In a world beset by leviathans, investigative assistant Dinios Kol is far too occupied with his boss’s eccentricities and solving their next case. Magically altered to remember everything he sees, Din has been called to assist Ana Dolabra, an accomplished detective, who with his assistance can solve a case without ever having to visit the scene of the crime. Now a case arrives unlike anything they’ve ever dealt with before, and Din is thrust into the forefront of a murder with deadly ramifications. On the estate of a well-regarded family, an imperial officer has been found dead in his bedroom with a tree sprouting out of his body. Improbable, yet Din is tasked with discovering just how this murder was brought about. When several others turn up dead in the exact same way, Din and Ana must contend with the fact that this crime has roots far deeper than they initially expected – into the beating heart of the empire.

An unthinkable murder looms large in an empire beset by leviathans, strange contagions, and corruption blooming at its heart. In his new series, Robert Jackson Bennett takes all his wit and talent for crafting ingenious fantasy worlds and imbues them into a new fantasy setting with an eccentric detective and her disaster bisexual assistant solving an impossible crime. The Tainted Cup found me on a late-night train back from Philly last month and was the reason I was awake well into the wee hours of the night. Looking back at its transition from start to finish and the technical parts it’s no wonder why this held all my attention and has won the title of one of my top books of this year.
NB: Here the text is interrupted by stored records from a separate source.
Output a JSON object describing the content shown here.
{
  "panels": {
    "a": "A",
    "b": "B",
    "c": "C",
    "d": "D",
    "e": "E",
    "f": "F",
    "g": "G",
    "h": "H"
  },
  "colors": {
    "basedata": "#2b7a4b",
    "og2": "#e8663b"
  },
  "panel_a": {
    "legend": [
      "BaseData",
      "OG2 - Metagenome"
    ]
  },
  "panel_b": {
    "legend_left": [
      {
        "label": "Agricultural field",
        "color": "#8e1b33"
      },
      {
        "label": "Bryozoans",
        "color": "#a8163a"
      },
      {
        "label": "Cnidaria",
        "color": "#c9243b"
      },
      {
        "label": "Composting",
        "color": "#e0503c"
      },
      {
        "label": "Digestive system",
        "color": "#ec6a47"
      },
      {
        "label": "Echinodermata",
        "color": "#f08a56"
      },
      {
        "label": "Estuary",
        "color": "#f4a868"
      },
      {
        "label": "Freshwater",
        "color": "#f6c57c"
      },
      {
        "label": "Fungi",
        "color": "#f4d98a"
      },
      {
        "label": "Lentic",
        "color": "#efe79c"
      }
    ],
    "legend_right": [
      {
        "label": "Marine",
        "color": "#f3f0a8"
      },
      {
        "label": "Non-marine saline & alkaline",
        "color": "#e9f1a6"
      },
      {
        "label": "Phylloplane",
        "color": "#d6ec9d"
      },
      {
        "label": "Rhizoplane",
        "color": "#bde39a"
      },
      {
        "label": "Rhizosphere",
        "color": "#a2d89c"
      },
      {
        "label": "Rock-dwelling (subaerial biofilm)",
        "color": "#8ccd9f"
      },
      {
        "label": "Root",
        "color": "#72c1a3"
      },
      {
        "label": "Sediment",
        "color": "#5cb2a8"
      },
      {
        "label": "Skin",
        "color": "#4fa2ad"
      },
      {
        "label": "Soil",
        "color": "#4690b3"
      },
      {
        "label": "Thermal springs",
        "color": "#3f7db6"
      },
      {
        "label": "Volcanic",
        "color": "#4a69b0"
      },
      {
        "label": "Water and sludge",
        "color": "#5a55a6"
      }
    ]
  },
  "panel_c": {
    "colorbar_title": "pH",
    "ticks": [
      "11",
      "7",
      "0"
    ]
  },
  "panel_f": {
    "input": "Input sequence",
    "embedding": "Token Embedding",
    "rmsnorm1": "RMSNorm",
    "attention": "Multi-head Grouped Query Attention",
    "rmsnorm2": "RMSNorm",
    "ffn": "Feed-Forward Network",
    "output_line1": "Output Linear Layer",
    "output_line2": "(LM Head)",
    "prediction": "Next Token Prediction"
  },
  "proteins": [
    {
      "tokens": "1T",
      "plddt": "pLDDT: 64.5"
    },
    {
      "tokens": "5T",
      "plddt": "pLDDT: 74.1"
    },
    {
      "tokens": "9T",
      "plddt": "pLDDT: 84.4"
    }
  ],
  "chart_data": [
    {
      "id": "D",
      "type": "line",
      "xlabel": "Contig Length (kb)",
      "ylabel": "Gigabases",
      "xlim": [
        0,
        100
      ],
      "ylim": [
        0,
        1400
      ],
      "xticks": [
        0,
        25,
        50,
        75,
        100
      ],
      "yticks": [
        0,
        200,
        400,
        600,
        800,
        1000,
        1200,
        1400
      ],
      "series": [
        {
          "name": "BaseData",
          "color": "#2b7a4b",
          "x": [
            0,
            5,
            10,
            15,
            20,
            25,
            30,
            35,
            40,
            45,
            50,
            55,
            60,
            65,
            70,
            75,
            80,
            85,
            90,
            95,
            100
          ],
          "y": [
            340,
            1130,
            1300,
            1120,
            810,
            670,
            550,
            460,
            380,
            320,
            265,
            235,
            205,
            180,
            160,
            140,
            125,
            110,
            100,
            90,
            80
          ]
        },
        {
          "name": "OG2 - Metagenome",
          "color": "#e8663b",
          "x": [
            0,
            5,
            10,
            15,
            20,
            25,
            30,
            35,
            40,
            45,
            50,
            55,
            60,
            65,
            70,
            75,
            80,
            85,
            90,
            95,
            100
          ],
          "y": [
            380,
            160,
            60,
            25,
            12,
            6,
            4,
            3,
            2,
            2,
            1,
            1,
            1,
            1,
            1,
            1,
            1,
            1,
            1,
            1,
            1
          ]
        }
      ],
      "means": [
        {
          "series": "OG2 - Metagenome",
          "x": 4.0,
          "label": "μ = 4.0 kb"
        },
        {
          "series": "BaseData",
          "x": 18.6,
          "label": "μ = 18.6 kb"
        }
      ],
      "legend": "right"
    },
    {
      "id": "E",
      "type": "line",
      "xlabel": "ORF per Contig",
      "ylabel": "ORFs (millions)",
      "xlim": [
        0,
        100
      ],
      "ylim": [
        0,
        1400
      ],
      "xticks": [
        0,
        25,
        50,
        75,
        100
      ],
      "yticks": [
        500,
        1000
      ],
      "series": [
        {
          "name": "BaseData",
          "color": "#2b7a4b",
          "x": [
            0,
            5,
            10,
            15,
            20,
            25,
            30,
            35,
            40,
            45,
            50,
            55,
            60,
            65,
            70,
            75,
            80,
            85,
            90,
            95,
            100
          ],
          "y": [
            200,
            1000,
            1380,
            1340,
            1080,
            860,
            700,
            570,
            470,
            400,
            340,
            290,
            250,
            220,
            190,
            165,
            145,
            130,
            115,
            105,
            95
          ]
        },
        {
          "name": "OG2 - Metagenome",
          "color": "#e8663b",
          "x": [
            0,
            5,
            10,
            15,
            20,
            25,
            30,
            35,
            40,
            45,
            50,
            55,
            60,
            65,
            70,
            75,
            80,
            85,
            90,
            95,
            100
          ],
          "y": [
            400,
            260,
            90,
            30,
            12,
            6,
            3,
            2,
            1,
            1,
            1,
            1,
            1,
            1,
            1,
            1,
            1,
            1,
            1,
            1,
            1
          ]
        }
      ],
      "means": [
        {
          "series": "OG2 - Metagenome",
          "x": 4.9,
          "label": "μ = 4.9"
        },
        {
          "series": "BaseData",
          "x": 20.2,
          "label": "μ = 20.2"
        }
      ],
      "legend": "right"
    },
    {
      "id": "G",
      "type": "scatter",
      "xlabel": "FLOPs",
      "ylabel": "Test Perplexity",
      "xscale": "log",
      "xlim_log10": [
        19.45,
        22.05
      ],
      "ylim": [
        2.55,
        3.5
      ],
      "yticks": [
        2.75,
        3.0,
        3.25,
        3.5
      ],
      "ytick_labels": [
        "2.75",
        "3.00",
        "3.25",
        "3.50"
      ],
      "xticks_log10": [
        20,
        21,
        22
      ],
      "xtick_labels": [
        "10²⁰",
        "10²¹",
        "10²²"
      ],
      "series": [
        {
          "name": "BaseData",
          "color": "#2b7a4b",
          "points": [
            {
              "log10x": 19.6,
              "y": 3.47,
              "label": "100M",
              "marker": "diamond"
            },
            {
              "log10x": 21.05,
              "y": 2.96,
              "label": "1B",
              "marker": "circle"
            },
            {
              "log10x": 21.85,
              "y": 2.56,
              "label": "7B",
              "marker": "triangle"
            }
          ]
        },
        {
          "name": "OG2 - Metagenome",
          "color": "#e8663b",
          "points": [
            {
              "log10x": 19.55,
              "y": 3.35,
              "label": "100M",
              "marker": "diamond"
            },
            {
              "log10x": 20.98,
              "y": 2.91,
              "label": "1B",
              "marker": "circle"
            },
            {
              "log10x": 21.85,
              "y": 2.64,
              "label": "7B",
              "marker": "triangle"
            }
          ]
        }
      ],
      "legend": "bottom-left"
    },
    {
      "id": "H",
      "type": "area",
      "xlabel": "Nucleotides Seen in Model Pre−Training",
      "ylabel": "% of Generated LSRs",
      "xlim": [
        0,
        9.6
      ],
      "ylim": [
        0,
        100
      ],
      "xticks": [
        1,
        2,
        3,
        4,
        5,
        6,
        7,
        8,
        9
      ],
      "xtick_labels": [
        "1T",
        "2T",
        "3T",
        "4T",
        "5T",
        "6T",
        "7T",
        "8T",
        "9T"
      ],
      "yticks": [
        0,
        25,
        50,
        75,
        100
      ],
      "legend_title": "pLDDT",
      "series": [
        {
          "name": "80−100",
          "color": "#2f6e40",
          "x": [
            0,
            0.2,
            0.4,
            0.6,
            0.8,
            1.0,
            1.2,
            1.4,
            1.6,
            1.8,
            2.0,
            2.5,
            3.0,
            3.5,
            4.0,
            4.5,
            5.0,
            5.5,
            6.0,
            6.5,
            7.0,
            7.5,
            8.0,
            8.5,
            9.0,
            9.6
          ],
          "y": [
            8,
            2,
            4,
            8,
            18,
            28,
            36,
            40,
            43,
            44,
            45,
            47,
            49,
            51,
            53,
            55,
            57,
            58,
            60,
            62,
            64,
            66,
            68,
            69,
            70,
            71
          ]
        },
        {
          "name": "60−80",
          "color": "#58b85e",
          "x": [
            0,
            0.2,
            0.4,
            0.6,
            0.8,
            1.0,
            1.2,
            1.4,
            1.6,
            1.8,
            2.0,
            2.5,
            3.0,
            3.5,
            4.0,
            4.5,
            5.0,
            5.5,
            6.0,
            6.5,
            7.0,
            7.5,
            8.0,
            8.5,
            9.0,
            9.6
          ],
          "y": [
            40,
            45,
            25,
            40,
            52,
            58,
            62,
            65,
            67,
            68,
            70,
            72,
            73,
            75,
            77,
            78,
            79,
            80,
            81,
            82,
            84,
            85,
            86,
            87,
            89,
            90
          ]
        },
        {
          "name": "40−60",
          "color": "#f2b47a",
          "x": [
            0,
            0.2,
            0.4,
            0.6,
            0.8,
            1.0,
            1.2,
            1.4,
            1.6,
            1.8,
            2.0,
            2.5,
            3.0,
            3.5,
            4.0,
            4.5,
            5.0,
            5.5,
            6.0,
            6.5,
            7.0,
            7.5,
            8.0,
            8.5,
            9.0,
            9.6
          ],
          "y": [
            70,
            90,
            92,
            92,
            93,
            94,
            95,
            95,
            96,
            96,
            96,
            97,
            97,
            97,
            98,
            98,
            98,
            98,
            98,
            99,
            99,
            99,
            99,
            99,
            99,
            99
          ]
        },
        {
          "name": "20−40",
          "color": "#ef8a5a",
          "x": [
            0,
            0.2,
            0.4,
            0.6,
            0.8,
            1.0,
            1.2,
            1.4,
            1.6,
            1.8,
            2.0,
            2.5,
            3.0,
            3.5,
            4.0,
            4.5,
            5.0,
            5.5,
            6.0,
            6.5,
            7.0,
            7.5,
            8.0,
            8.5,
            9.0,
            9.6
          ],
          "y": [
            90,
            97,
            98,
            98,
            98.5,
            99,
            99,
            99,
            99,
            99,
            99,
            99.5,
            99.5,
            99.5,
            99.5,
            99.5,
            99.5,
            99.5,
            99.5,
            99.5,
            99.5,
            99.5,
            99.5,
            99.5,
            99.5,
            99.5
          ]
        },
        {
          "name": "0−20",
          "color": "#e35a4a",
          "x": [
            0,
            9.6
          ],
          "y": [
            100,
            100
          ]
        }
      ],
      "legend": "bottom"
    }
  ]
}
Undeniably humorous and brilliant in its craft, The Tainted Cup is a bold new murder mystery that reinvigorates the classic investigative pairing with a plot almost serpentine in the way that it twists and turns back upon itself in an act of reinvention. There were many times that I thought I understood the general playing field, but Bennett reassembles it endlessly, making for quite an entertaining reading journey. It’s not just the act of layering in elements to execute the overall mystery, but subverting it entirely to simultaneously construct and deconstruct the situation at hand. Characters Din and Ana are amusing individuals through which we are introduced to this new world and trust to uncover all that is hidden. Ana is persnickety and armed with a keen intelligence, whereas Din is just straight-laced and in desperate need of a break (but will he ever get one). While Bennett introduces an incredible duo, he also establishes a world teetering on the edge of destruction from outside and from within – one that I could not help but fall in love with. The descriptions of a city forever waiting for an attack from the leviathans felt both forlorn and striking, further shaped by the inner workings of the empire exposed with each passing page. Ana Dolobra really gets all the points for her silly little tricks and iconic monologue towards the end. It was very much giving Benoit Blanc, but fantasy. This was all around a hilarious and highly entertaining first book in a series. Robert Jackson Bennett has constructed a stellar fantasy world alongside an inventive magic system and I am curious to see where The Shadow of the Leviathan goes next. This is an unpredicable, but nevertheless brilliant mystery equipped with a duo to rival Watson and Holmes. The kind of story to settle in and take root in the most unexpected places.  

Thank you to Edelweiss and the publisher for providing this review copy.